Towards the beginning of the haftara for the second Shabbat of the "three weeks," the prophet Yirmiyahu declares in the Name of God (Yirmiyahu 2:5), "What have your forefathers found wrong in Me that they have distanced themselves from Me, and followed futility and became futile?" The Almighty expresses wonder, as it were, over the fact that Benei Yisrael rejected Him in favor of the powerless "gods" worshipped by the pagans.
How might we explain the two expressions in this verse, "they followed futility" ("ve-yeilkhu acharei ha-hevel") and "they became futile" ("va-yehbalu"). What does the prophet mean when he declares that Benei Yisrael "became futile"?
Metzudat David explains that the term va-yehbalu refers to the state of decline into which the nation had fallen. Once a mighty, thriving empire during the time of David and Shelomo, by the end of the First Commonwealth – when Yirmiyahu lived and prophesied – Am Yisrael had become a small, minor country yielding little, if any, regional power and influence. Just as the gods they worshipped were hevel – powerless and insignificant – so had the Jewish state become hevel – a small, weak, almost insignificant country.
Rav Mendel Hirsch, in his commentary to the haftarot, suggests a different reading, which he introduces by claiming that this verse is "the shortest, most pertinent, most momentous and most touching epitaph on so many generations, Jewish and non-Jewish, of old and modern times." He explains that all resources and media enlisted in the pursuit of a certain goal are deemed a valuable investment only to the extent to which we can consider the goal a valuable one. If a person pursues a worthless or destructive goal, then all the time, effort and resources poured into that pursuit naturally become themselves futile.

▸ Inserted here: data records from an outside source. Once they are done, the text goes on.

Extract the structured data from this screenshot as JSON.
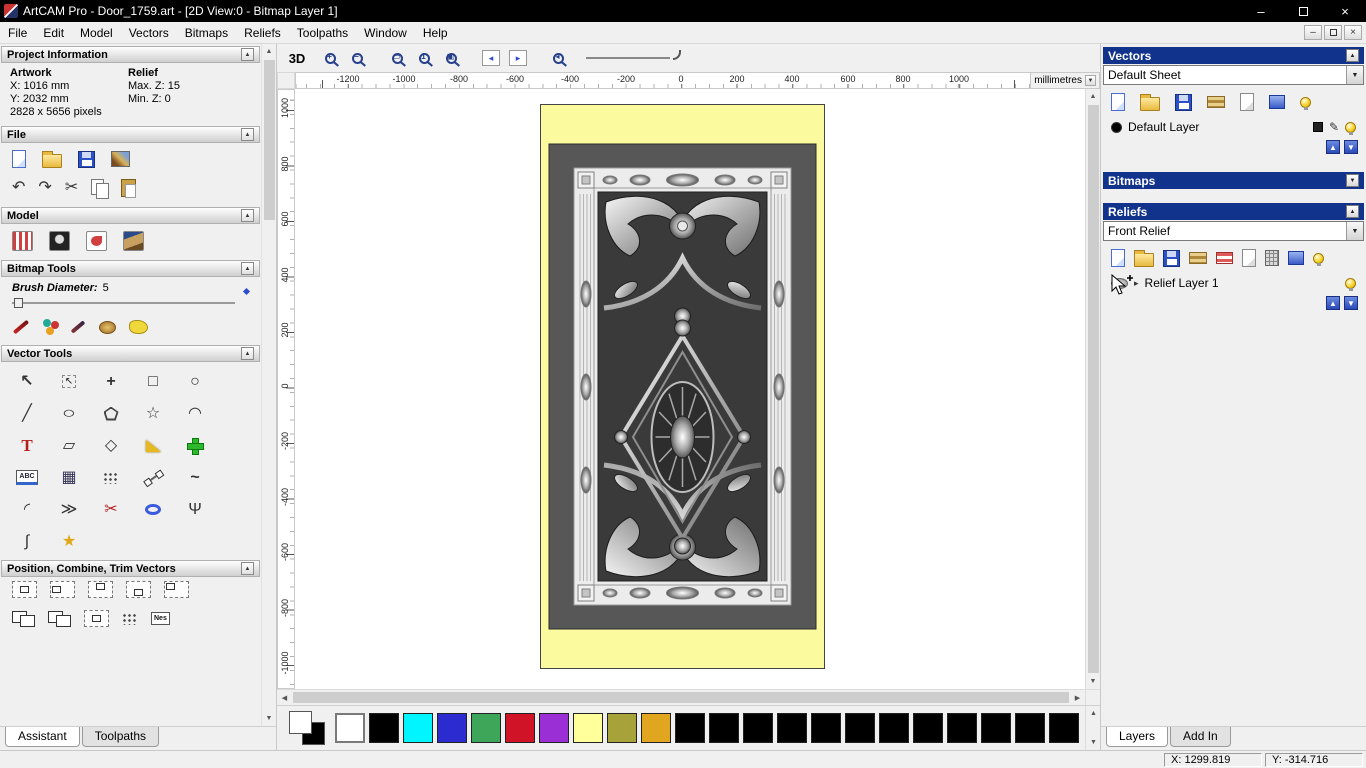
{
  "window": {
    "title": "ArtCAM Pro - Door_1759.art - [2D View:0 - Bitmap Layer 1]"
  },
  "menubar": {
    "items": [
      "File",
      "Edit",
      "Model",
      "Vectors",
      "Bitmaps",
      "Reliefs",
      "Toolpaths",
      "Window",
      "Help"
    ]
  },
  "left_panel": {
    "project_information": {
      "header": "Project Information",
      "artwork_label": "Artwork",
      "relief_label": "Relief",
      "artwork_x": "X: 1016 mm",
      "artwork_y": "Y: 2032 mm",
      "relief_max_z": "Max. Z: 15",
      "relief_min_z": "Min. Z: 0",
      "pixels": "2828 x 5656 pixels"
    },
    "file": {
      "header": "File"
    },
    "model": {
      "header": "Model"
    },
    "bitmap_tools": {
      "header": "Bitmap Tools",
      "brush_diameter_label": "Brush Diameter:",
      "brush_diameter_value": "5"
    },
    "vector_tools": {
      "header": "Vector Tools",
      "abc_label": "ABC",
      "nest_label": "Nes"
    },
    "position_tools": {
      "header": "Position, Combine, Trim Vectors"
    },
    "tabs": [
      {
        "label": "Assistant"
      },
      {
        "label": "Toolpaths"
      }
    ]
  },
  "canvas": {
    "toolbar": {
      "view_3d_label": "3D"
    },
    "ruler": {
      "units_label": "millimetres",
      "h_ticks": [
        "-1200",
        "-1000",
        "-800",
        "-600",
        "-400",
        "-200",
        "0",
        "200",
        "400",
        "600",
        "800",
        "1000"
      ],
      "v_ticks": [
        "1000",
        "800",
        "600",
        "400",
        "200",
        "0",
        "-200",
        "-400",
        "-600",
        "-800",
        "-1000"
      ]
    },
    "door": {
      "panel_color": "#fbfa9e",
      "mat_color": "#575757"
    }
  },
  "palette": {
    "primary": "#ffffff",
    "secondary": "#000000",
    "swatches": [
      "#ffffff",
      "#000000",
      "#00f5ff",
      "#2b2bd0",
      "#3ea659",
      "#d01326",
      "#9a2fd6",
      "#ffff9c",
      "#a8a23b",
      "#e2a51f",
      "#000000",
      "#000000",
      "#000000",
      "#000000",
      "#000000",
      "#000000",
      "#000000",
      "#000000",
      "#000000",
      "#000000",
      "#000000",
      "#000000"
    ]
  },
  "right_panel": {
    "vectors": {
      "header": "Vectors",
      "sheet_value": "Default Sheet",
      "layer_name": "Default Layer",
      "layer_color": "#000000"
    },
    "bitmaps": {
      "header": "Bitmaps"
    },
    "reliefs": {
      "header": "Reliefs",
      "relief_value": "Front Relief",
      "layer_name": "Relief Layer 1"
    },
    "tabs": [
      {
        "label": "Layers"
      },
      {
        "label": "Add In"
      }
    ]
  },
  "statusbar": {
    "x_readout": "X: 1299.819",
    "y_readout": "Y: -314.716"
  },
  "colors": {
    "panel_header": "#11338c",
    "titlebar": "#000000"
  },
  "icons": {
    "minimize": "–",
    "close": "×",
    "collapse": "▲",
    "expand": "▼",
    "dropdown": "▼",
    "scroll_up": "▲",
    "scroll_down": "▼",
    "scroll_left": "◀",
    "scroll_right": "▶",
    "undo": "↶",
    "redo": "↷",
    "cut": "✂",
    "select": "↖",
    "move": "+",
    "rectangle": "□",
    "circle": "○",
    "polyline": "╱",
    "star": "☆",
    "star_filled": "★",
    "arc": "◠",
    "quarter_arc": "◜",
    "text": "T",
    "envelope": "▱",
    "diamond": "◇",
    "grid": "▦",
    "wave": "~",
    "offset": "≫",
    "measure": "Ψ",
    "profile": "∫",
    "pencil": "✎",
    "expander": "▸",
    "zoom_in": "+",
    "zoom_out": "−",
    "zoom_box": "▭",
    "zoom_11": "1",
    "zoom_fit": "▣",
    "zoom_prev": "◂",
    "page_left": "◂",
    "page_right": "▸",
    "up": "▲",
    "down": "▼"
  }
}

Even worse, a person who devotes his life to meaningless pursuits has stripped his life of its value and significance, to the point where his very existence can be described as "hevel," futility and worthlessness.

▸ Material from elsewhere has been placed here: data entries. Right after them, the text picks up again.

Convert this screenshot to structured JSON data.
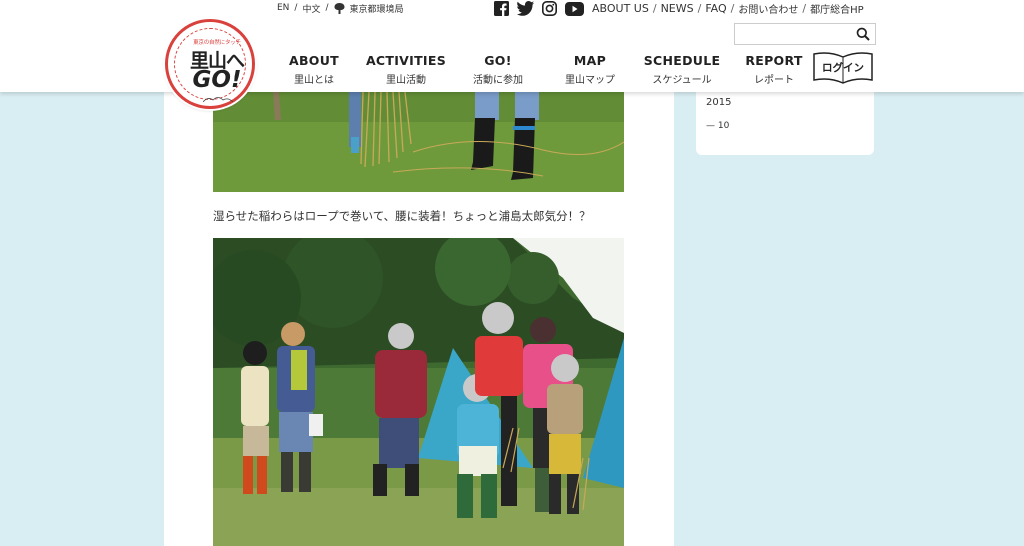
{
  "logo": {
    "tagline": "東京の自然にタッチ",
    "line1": "里山へ",
    "line2": "GO!"
  },
  "lang": {
    "en": "EN",
    "zh": "中文",
    "agency": "東京都環境局"
  },
  "topnav": {
    "about": "ABOUT US",
    "news": "NEWS",
    "faq": "FAQ",
    "contact": "お問い合わせ",
    "gov": "都庁総合HP"
  },
  "search": {
    "placeholder": ""
  },
  "nav": [
    {
      "en": "ABOUT",
      "ja": "里山とは"
    },
    {
      "en": "ACTIVITIES",
      "ja": "里山活動"
    },
    {
      "en": "GO!",
      "ja": "活動に参加"
    },
    {
      "en": "MAP",
      "ja": "里山マップ"
    },
    {
      "en": "SCHEDULE",
      "ja": "スケジュール"
    },
    {
      "en": "REPORT",
      "ja": "レポート"
    }
  ],
  "login": "ログイン",
  "article": {
    "caption": "湿らせた稲わらはロープで巻いて、腰に装着！ちょっと浦島太郎気分！？"
  },
  "sidebar": {
    "year": "2015",
    "month": "— 10"
  },
  "colors": {
    "accent": "#d9413d",
    "bg": "#d9eef3"
  }
}
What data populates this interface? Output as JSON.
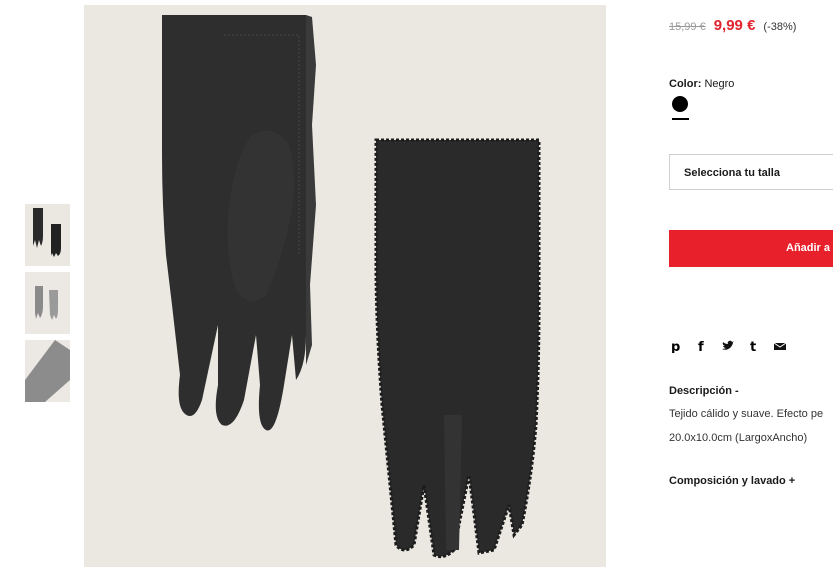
{
  "product": {
    "old_price": "15,99 €",
    "new_price": "9,99 €",
    "discount": "(-38%)",
    "color_label": "Color:",
    "color_value": "Negro",
    "size_placeholder": "Selecciona tu talla",
    "add_button": "Añadir a",
    "description_title": "Descripción -",
    "description_text": "Tejido cálido y suave. Efecto pe",
    "dimensions": "20.0x10.0cm (LargoxAncho)",
    "composition_title": "Composición y lavado +"
  },
  "share": {
    "pinterest": "pinterest-icon",
    "facebook": "facebook-icon",
    "twitter": "twitter-icon",
    "tumblr": "tumblr-icon",
    "email": "email-icon"
  },
  "colors": {
    "accent": "#e1242f",
    "button": "#e8202c",
    "swatch": "#000000"
  }
}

The prophet here bemoans Benei Yisrael's pursuit of hevel – the values, beliefs and mores of the surrounding pagans – which rendered themselves hevel. Having devoted themselves to Godlessness, to the abandonment of their faith and traditions, and to the pursuit of paganism, they reduced their entire existence to one of hevel.

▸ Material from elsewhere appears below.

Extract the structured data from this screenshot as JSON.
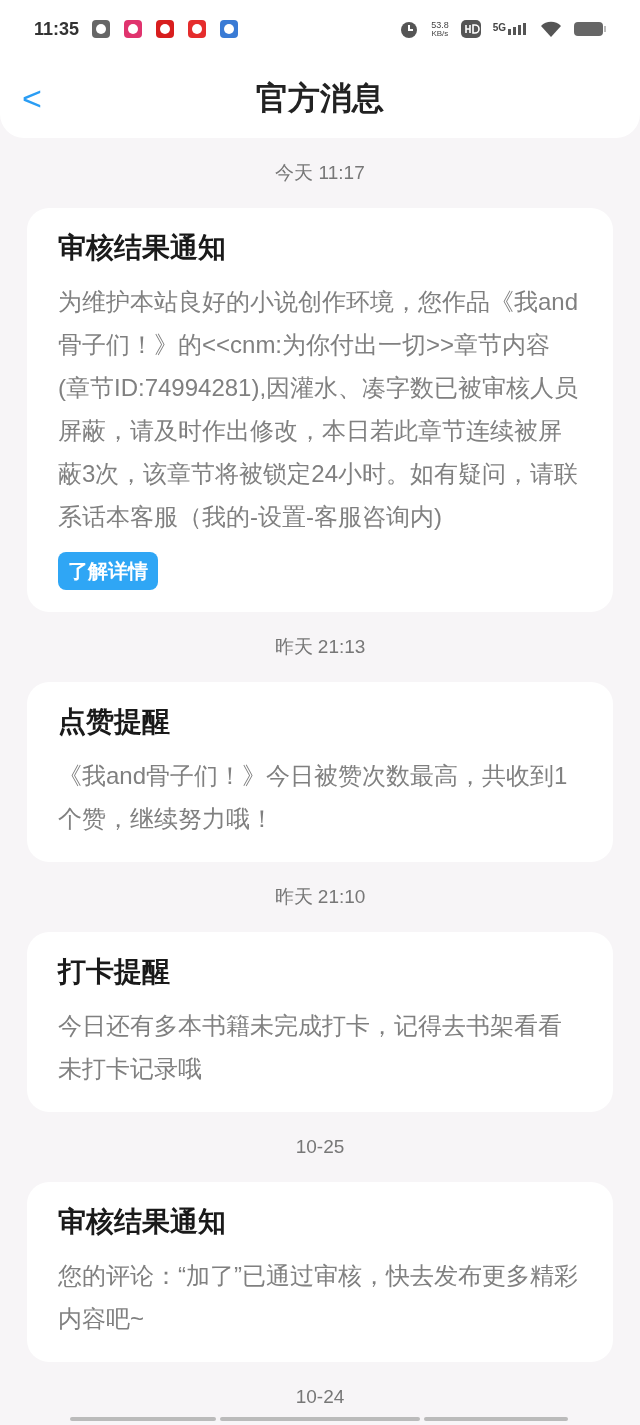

Rav Mendel Hirsch adds that this notion applies as well to the pursuit of wealth as an objective unto itself. Material goods used for the benefit of mankind and in the service of God become hallowed, whereas material goods amassed for their own sake are nothing more than hevel and transform the individual's existence into one of hevel. As Rav Mendel writes:
All external possessions and wealth and working to obtain them have worth and full justification if they are striven for, and used, as means for a pure human life devoted to duty. But striven for as an end in themselves they are futile, and giving oneself up in the endeavor to obtain them robs life of all true permanent worth.